先日、年商8億円の製造業を営む60代の社長から、こんな相談を受けました。
「息子に会社を引き継がせるつもりではいるんですが、まだ若いし、もう少し様子を見てから考えようかと思っていまして……」
その言葉を聞いたとき、私はやんわりとこう返しました。「社長、その『もう少し待ちましょう』という判断が、最終的に数億円単位の損失につながることがあるんです」と。
承継を先送りするほど、税金は増え続ける
なぜ先延ばしがそれほど危険なのか。理由はシンプルです。
会社の業績が伸びるほど、自社株の評価額も上がります。評価額が上がれば、後継者に株式を渡すときにかかる贈与税・相続税の請求額も、そのぶん膨らんでいきます。つまり、放置しているあいだに「節税できたはずのお金」がどんどん消えていくわけです。
実は、日本の中小企業の約6割が、いまだに承継計画を立てていないといわれています。「まだ先のこと」と思っているうちに、気づけば株価が何倍にも跳ね上がっていた——そういう現実を、私はこれまで何度も目の当たりにしてきました。
2027年12月末が「ゲームチェンジャー」になる
いま、経営者が使える強力な制度があります。「事業承継税制の特例措置」です。
この制度を活用すると、後継者への自社株の移転にかかる贈与税・相続税が、最大100%猶予されます。つまり、実質ゼロの負担で株式を引き継がせることができるのです。
ただし、この特例には明確な期限があります。2027年12月31日がそのリミットです。

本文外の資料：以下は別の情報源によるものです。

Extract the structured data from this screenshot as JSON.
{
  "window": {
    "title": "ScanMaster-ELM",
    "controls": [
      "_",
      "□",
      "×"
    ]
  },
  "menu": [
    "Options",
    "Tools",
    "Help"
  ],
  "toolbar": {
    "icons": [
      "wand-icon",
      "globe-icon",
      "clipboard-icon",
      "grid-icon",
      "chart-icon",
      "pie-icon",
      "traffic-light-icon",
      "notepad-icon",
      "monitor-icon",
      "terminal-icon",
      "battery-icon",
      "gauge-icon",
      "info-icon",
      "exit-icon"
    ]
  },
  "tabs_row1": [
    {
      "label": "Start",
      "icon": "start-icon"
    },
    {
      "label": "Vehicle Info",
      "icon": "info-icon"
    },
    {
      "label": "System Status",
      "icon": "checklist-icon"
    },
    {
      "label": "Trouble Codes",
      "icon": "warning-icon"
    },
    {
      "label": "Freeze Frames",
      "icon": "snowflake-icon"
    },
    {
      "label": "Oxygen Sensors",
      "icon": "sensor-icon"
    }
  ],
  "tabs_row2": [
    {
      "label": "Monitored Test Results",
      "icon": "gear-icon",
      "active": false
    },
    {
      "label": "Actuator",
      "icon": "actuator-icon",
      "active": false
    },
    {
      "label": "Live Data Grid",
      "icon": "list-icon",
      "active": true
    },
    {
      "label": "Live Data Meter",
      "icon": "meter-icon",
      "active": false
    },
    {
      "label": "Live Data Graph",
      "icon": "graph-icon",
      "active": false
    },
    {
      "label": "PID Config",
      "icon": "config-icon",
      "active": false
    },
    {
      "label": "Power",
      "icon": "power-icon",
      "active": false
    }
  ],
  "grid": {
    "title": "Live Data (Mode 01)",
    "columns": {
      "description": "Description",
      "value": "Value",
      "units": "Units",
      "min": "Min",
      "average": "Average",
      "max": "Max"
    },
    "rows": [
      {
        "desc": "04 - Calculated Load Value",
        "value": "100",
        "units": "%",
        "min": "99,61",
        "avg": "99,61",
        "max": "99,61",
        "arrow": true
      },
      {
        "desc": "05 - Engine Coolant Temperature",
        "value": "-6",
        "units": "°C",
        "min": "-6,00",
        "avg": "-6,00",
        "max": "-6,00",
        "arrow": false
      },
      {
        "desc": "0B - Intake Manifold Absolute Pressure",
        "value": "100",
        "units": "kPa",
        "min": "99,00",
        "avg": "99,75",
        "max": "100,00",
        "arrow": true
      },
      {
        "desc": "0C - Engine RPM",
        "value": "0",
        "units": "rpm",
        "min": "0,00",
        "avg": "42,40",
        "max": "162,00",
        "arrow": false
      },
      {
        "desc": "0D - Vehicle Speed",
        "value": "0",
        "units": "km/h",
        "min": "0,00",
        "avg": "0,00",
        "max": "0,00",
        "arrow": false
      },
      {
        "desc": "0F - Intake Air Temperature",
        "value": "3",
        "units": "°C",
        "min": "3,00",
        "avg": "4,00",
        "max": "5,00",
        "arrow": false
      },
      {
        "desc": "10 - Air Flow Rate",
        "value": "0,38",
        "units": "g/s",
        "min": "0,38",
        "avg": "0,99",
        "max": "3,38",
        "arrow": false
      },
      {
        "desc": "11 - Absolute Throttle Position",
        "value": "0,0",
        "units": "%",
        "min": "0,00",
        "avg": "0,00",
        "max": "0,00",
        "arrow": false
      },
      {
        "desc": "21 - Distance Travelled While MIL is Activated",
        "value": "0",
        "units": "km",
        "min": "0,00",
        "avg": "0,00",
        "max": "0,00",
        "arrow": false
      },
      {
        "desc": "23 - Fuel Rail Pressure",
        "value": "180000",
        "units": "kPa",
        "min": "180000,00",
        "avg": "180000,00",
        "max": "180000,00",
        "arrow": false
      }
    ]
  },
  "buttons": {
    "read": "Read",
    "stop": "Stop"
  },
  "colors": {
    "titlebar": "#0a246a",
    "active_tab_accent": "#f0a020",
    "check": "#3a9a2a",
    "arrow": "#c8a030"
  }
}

適用を受けるには、事前に都道府県知事へ「特例承継計画」を提出する必要があります。計画の提出期限は2024年3月末で締め切られているため、現時点では計画が承認済みの会社だけが利用できます。それでも、実際の株式移転自体は2027年末まで猶予されています。まだ間に合う可能性があるので、まずは専門家に自社の状況を確認してもらうことが第一歩になります。
年商10億円なら、節税額が3億円を超えることも
「特例措置」の威力を、数字で具体的に見てみましょう。
年商10億円規模の会社であれば、株式評価額が数億円に上るケースは決して珍しくありません。通常の相続であれば、その評価額に対して最高55%の相続税がかかります。
仮に株式評価額が6億円だとすると、相続税の負担は2〜3億円規模になることもあります。それが特例措置によって猶予(実質的には免除)されるとすれば、3億円近くが手元に残ることになる。これが「放置すると3億円消える」という話の実態です。
「うちはそんな大きな会社じゃないから」と思う方もいるかもしれません。ただ、年商5億円台でも、業種や利益率によっては株式評価額が2〜3億円を超えることがあります。自社の株価を一度も試算したことがないなら、それ自体がリスクだと思ってください。
株価を「事前に引き下げる」という発想
もうひとつ、事業承継の場面で見落とされがちな手法があります。それが役員退職金の活用です。
オーナー社長が現役を退く際に支払われる役員退職金は、会社の費用として計上されます。結果として会社の純資産が減り、自社株の評価額を引き下げる効果があります。株価が下がった状態で株式を移転できれば、その分だけ税負担を減らせるわけです。
税務上の目安として、功績倍率は2〜3倍が許容範囲とされています。たとえば最終報酬月額が100万円で、勤続30年の社長であれば、「100万円 × 30年 × 3倍 = 9,000万円」が一つの計算根拠になります。
ただし、退職金の金額が大きすぎると税務調査で否認されるリスクがあり、逆にタイミングを逃すと承継時に株価が高止まりしたまま打つ手がなくなります。「いつ」「いくら」払うかは、個別の事情を踏まえて慎重に判断することが求められます。
今すぐ動き始めてほしい理由
事業承継の準備には、一般的に3〜5年はかかるといわれています。
特例措置を最大限に活用するには、今から逆算して行動を始める必要があります。「2027年末まで時間がある」と思うのではなく、「実質的な準備期間はもう1〜2年しかない」という感覚で動いてほしいのです。
会社の業績が好調なうちほど、株価は高くなり、使える資金も増えます。でも、その同じ業績の良さが、将来の税負担を重くしてもいます。業績が良いいまこそ、承継の準備を始める絶好のタイミングなのです。
もし「うちはまだ大丈夫」と思っているなら、一度、事業承継を専門とする税理士に現状の株式評価額を試算してもらうことをおすすめします。数字を見てから「まだ先でいい」と判断するのと、何も見ずに先送りするのでは、まったく意味が違います。放置の代償は、必ずあとから数字に出てきます。今期中に一歩だけ、踏み出してみてください。
※本記事は一般的な情報提供を目的としています。具体的な税務判断は税理士にご相談ください。